Summary: Noisy Networks for Exploration

Max Lapan
2 min readOct 31, 2017

Original article

Article from DeepMind addresses one fundamental problem of Reinforcement Learning: Exploration/Exploitation dilemma. This issue raises from the fact that our agent need to keep the balance between exploring the environment and using things it has learned from this exploration.

There are two “classic” approaches to this task:

  1. epsilon-greedy: with some probability epsilon (given as hyperparameter) your agent takes a random step instead of acting according to policy it has learned. It’s a common practice to have this epsilon equal to 1 in the beginning of training and slowly decrease to some small value, like 0.1 or 0.02.
  2. entropy regularisation: is used in policy gradient methods when we’re adding entropy of our policy to the loss function, punishing our model for being too certain in it’s actions.

There are other ways to handle this, but those two are the most commonly used. And both are not perfect, as they need to be adjusted to the environment and not taking in the account the current situation agent experiencing.

In the paper from DeepMind they propose very simple and surprisingly efficient way of tackling the above issue. The method basically consists of adding the gaussian noise to the last (fully-connected) layers of the network. Parameters of this noise can be adjusted by the model during training, which allows the agent to decide when and in what proportion it wants to introduce the uncertanty in it’s weights.

In the paper, they have applied this method to both DQN and A3C algorithms, getting rid of epsilon-greedy and entropy regularization. For both methods major improvement in final score have been obtained.

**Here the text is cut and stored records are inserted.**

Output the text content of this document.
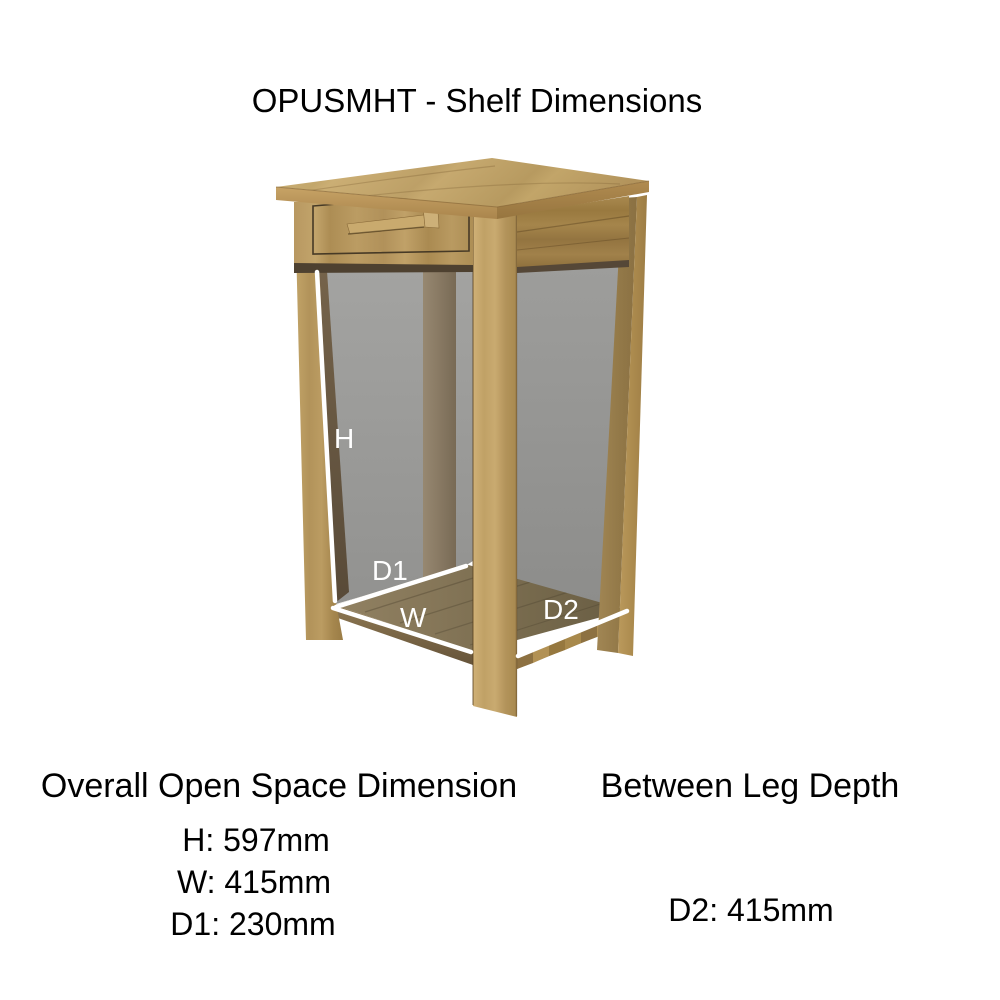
OPUSMHT - Shelf Dimensions
H
D1
W	D2
Overall Open Space Dimension
H: 597mm
W: 415mm
D1: 230mm
Between Leg Depth
D2: 415mm
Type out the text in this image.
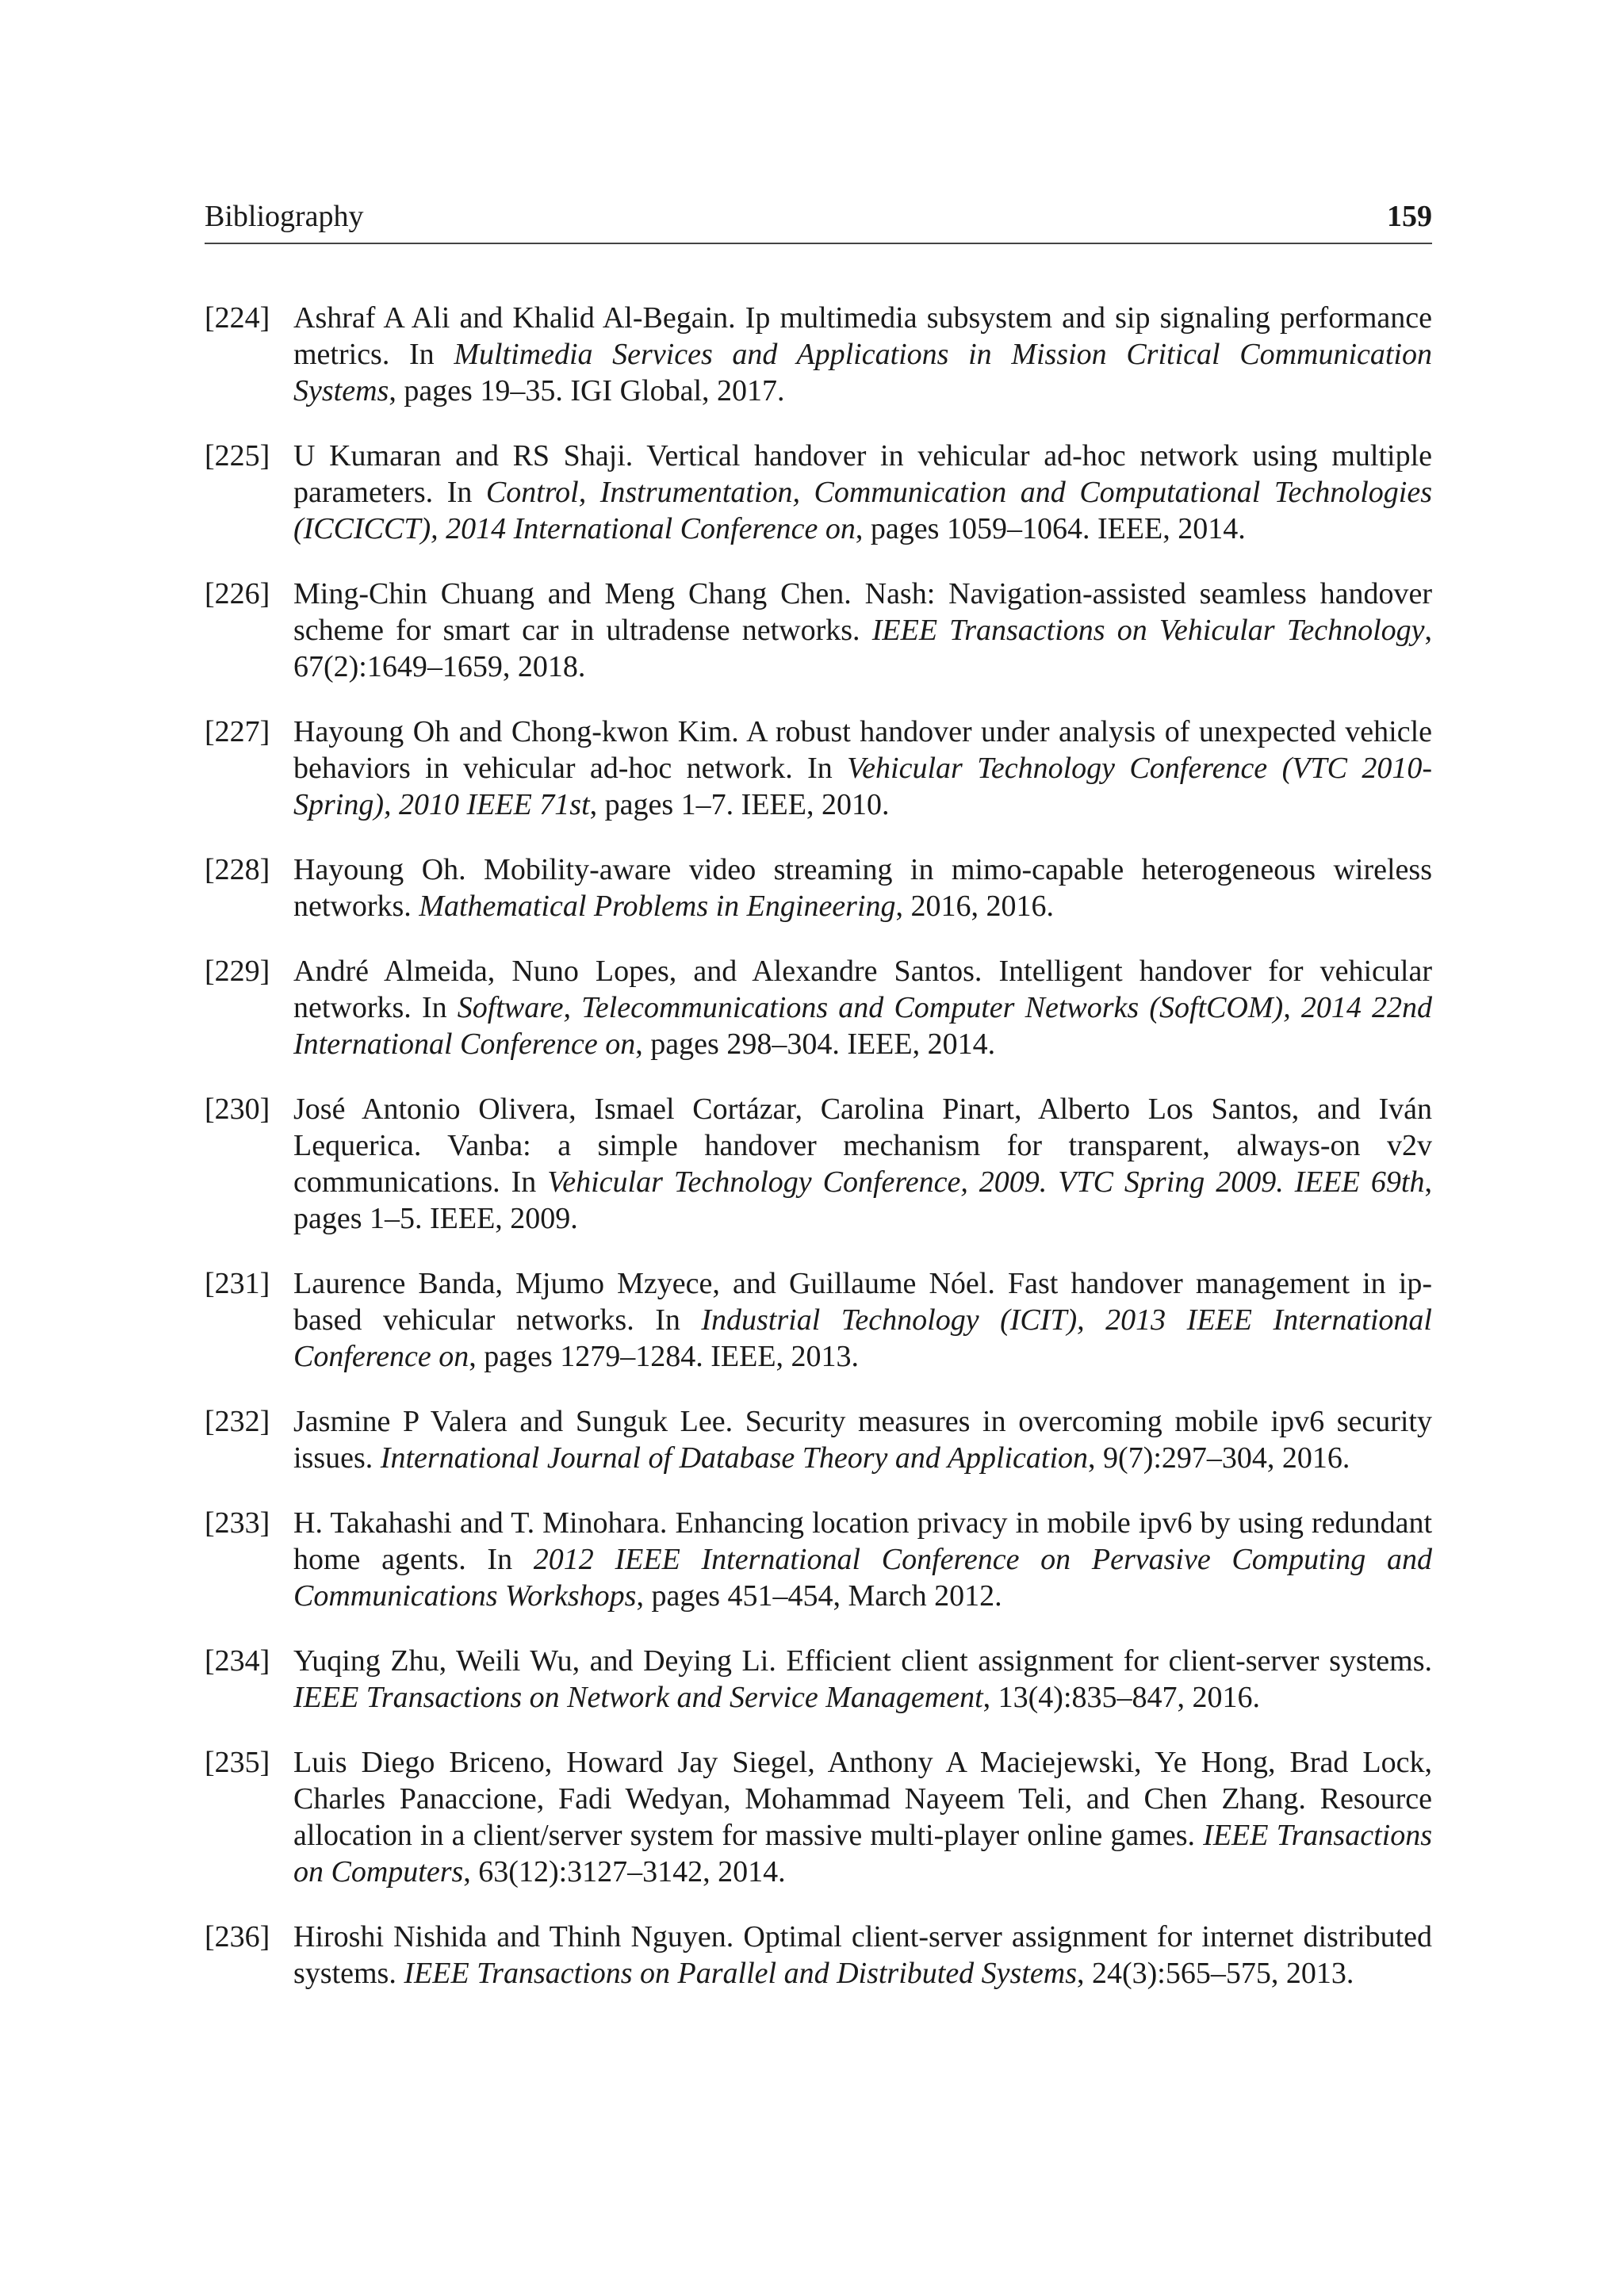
Bibliography	159
[224] Ashraf A Ali and Khalid Al-Begain. Ip multimedia subsystem and sip signaling performance metrics. In Multimedia Services and Applications in Mission Critical Communication Systems, pages 19–35. IGI Global, 2017.
[225] U Kumaran and RS Shaji. Vertical handover in vehicular ad-hoc network using multiple parameters. In Control, Instrumentation, Communication and Computational Technologies (ICCICCT), 2014 International Conference on, pages 1059–1064. IEEE, 2014.
[226] Ming-Chin Chuang and Meng Chang Chen. Nash: Navigation-assisted seamless handover scheme for smart car in ultradense networks. IEEE Transactions on Vehicular Technology, 67(2):1649–1659, 2018.
[227] Hayoung Oh and Chong-kwon Kim. A robust handover under analysis of unexpected vehicle behaviors in vehicular ad-hoc network. In Vehicular Technology Conference (VTC 2010-Spring), 2010 IEEE 71st, pages 1–7. IEEE, 2010.
[228] Hayoung Oh. Mobility-aware video streaming in mimo-capable heterogeneous wireless networks. Mathematical Problems in Engineering, 2016, 2016.
[229] André Almeida, Nuno Lopes, and Alexandre Santos. Intelligent handover for vehicular networks. In Software, Telecommunications and Computer Networks (SoftCOM), 2014 22nd International Conference on, pages 298–304. IEEE, 2014.
[230] José Antonio Olivera, Ismael Cortázar, Carolina Pinart, Alberto Los Santos, and Iván Lequerica. Vanba: a simple handover mechanism for transparent, always-on v2v communications. In Vehicular Technology Conference, 2009. VTC Spring 2009. IEEE 69th, pages 1–5. IEEE, 2009.
[231] Laurence Banda, Mjumo Mzyece, and Guillaume Nóel. Fast handover management in ip-based vehicular networks. In Industrial Technology (ICIT), 2013 IEEE International Conference on, pages 1279–1284. IEEE, 2013.
[232] Jasmine P Valera and Sunguk Lee. Security measures in overcoming mobile ipv6 security issues. International Journal of Database Theory and Application, 9(7):297–304, 2016.
[233] H. Takahashi and T. Minohara. Enhancing location privacy in mobile ipv6 by using redundant home agents. In 2012 IEEE International Conference on Pervasive Computing and Communications Workshops, pages 451–454, March 2012.
[234] Yuqing Zhu, Weili Wu, and Deying Li. Efficient client assignment for client-server systems. IEEE Transactions on Network and Service Management, 13(4):835–847, 2016.
[235] Luis Diego Briceno, Howard Jay Siegel, Anthony A Maciejewski, Ye Hong, Brad Lock, Charles Panaccione, Fadi Wedyan, Mohammad Nayeem Teli, and Chen Zhang. Resource allocation in a client/server system for massive multi-player online games. IEEE Transactions on Computers, 63(12):3127–3142, 2014.
[236] Hiroshi Nishida and Thinh Nguyen. Optimal client-server assignment for internet distributed systems. IEEE Transactions on Parallel and Distributed Systems, 24(3):565–575, 2013.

In paper they experiment with two ways to introduce the noise into the model:

  1. Independent Gaussian Noise: every weight of noisy layer is independent and has it’s own mu and sigma learned by the model.
  2. Factorised Gaussian Noise: we have two vectors: the first has length of input, the second has length of the output, then we apply special function to both vections and calculate matrix multiplication of them. The result is then used as a random matrix which added to the weights.

I’ve implemented both methods in PyTorch. The layers which can be used as drop-in replacement for nn.Linear are here: https://github.com/Shmuma/ptan/blob/master/samples/rainbow/lib/dqn_model.py

Here is the working example which implements NoisyNets in DQN model using my small RL library PTAN: https://github.com/Shmuma/ptan/blob/master/samples/rainbow/04_dqn_noisy_net.py

The difference in training dynamics is quite impressive. On the image below is partially-trained DQN on Pong with NoisyNets (blue line) and classical DQN (orange line). The first chart is raw reward values, the second one is mean for last 100 episodes.

So, the method is simple and efficient and could be easily applied to both DQN and PG-methods.

--

--